Imports Soar as Markets Worry About ‘Libertarian Milei’ Comeback

Argentina has reached a historic peak in imports of consumer goods, despite local manufacturers claiming they are “blowing out” inventory to manage operating expenses. This situation unfolds amid a decline in household purchasing power, as families find themselves increasingly unable to keep up with their debts. The government remains steadfast in its strategy, despite the absence of the anticipated US$20 billion loan from U.S. banks, and is making efforts to stabilize the dollar. In the interim, there is apprehension in the markets regarding the resurgence of “libertarian Milei.” The evolving landscape and the inconsistencies presented by Economy Minister Luis Caputo are contributing to the prevailing unease. “Strap in,” President Javier Milei remarked during a speech. The situation serves as a metaphor for a persistent crisis within the productive sector. An industry representative informed that the sector is currently on alert due to a decline in activity resulting in “high levels of uncollectible debt” and a disintegration of the market. “We must liquidate inventory to manage our daily operational costs,” stated the industry leader.

Simultaneously, imports of consumer goods continue to rise. Research indicates that they reached a peak of US$1.19 billion this year, propelled by a 59% increase in quantities, even as prices experienced a 7% decline.

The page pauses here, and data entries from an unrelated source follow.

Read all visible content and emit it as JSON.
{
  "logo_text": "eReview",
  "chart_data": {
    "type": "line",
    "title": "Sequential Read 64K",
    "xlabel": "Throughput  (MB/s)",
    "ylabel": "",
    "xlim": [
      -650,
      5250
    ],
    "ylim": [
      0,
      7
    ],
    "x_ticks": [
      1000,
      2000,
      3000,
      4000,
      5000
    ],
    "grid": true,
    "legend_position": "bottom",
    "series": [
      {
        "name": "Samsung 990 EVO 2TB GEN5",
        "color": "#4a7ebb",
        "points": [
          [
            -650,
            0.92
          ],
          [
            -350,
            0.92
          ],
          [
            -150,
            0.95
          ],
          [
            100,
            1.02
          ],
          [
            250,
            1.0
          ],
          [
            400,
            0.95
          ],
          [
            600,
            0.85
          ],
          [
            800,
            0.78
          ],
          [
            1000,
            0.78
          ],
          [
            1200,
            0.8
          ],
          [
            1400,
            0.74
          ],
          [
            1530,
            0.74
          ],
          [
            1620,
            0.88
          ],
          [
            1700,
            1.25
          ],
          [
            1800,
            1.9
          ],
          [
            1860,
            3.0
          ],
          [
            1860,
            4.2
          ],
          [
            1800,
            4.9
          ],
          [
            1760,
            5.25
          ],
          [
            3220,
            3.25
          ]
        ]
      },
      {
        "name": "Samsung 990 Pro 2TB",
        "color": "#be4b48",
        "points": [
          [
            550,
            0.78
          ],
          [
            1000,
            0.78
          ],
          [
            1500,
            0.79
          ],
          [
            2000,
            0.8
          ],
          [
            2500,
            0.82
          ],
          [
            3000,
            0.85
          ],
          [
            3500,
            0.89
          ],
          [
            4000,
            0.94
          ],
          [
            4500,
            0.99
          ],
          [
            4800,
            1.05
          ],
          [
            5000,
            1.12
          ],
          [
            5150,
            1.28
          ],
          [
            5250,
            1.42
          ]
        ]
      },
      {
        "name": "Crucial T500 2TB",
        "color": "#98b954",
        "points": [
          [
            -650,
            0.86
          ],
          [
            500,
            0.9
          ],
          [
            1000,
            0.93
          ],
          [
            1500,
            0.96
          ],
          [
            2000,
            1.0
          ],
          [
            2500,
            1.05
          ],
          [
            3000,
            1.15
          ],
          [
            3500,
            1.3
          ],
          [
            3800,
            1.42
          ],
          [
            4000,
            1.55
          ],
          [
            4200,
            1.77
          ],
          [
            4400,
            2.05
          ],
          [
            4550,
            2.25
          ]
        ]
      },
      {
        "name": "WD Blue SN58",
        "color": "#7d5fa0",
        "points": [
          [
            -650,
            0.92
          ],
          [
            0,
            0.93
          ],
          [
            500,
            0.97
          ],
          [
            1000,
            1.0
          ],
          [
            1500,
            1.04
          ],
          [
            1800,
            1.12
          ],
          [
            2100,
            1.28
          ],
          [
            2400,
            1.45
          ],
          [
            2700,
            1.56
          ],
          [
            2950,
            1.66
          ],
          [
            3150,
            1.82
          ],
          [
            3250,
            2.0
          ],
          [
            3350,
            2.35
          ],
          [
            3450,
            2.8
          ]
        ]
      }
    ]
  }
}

The prevailing indicators point towards a future characterized by domestic manufacturers facing a market limited by subdued consumption, alongside an increase in supply driven by trade liberalization and favorable exchange-rate dynamics. In 2024, the government is relying on the resurgence of demand facilitated by the reintroduction of credit. However, this time appears more challenging: Data from the Central Bank indicate that household loan arrears reached unprecedented levels in September, with personal loans at 9% and credit cards at 7%.

The resurgence of ‘libertarian Milei’ could also apply to the financial sector, which regards with some skepticism the strategy of maintaining exchange-rate bands, even though U.S. banks have already dismissed the possibility of a US$20 billion loan that would have been utilized for a government debt-buyback program. “Bond prices already had that rescue package priced in, as well as free access to the swap line,” a market trader remarked. On Friday, which was a market holiday in Argentina, bonds experienced widespread declines in response to the news. In the revised context, lacking assurances, global financial institutions would extend a repo of approximately US$5 billion to address January obligations. Concerns regarding the monetary program continue to linger. The International Monetary Fund and prominent credit rating agencies are urging Argentina to bolster its reserves in order to enhance its credit rating. Within the government, contradictions are prevalent, and clarity on achieving the delicate balance remains elusive: remonetizing the economy, further dismantling capital controls, acquiring reserves, and sustaining the bands.

In the last fortnight, the dollar has remained significantly beneath the upper threshold of the band. However, there is an exceptional influx of foreign currency resulting from corporate placements overseas, which has already exceeded US$3.6 billion in November. Additionally, Buenos Aires City conducted a US$600 million issuance on Tuesday, with other provinces poised to replicate this action. Anticipations regarding the potential reopening of international markets for Argentina have not alleviated existing uncertainties. A prominent macro and financial consultant expressed concerns regarding the resurgence of “Milei the libertarian,” the economist who posits that accumulating reserves is not essential for maintaining a historically low exchange rate. The communication from the economic team is proving to be unhelpful as well. The situation contributes to a deficiency in the economic team’s communication: ambiguity regarding the U.S.’s involvement in the domestic foreign-exchange market, the management of the swap line, and most importantly, the prospects of the economic program. As a noted consultant remarked: “If the band system is convincing, why does Caputo have to come out and defend it every week?”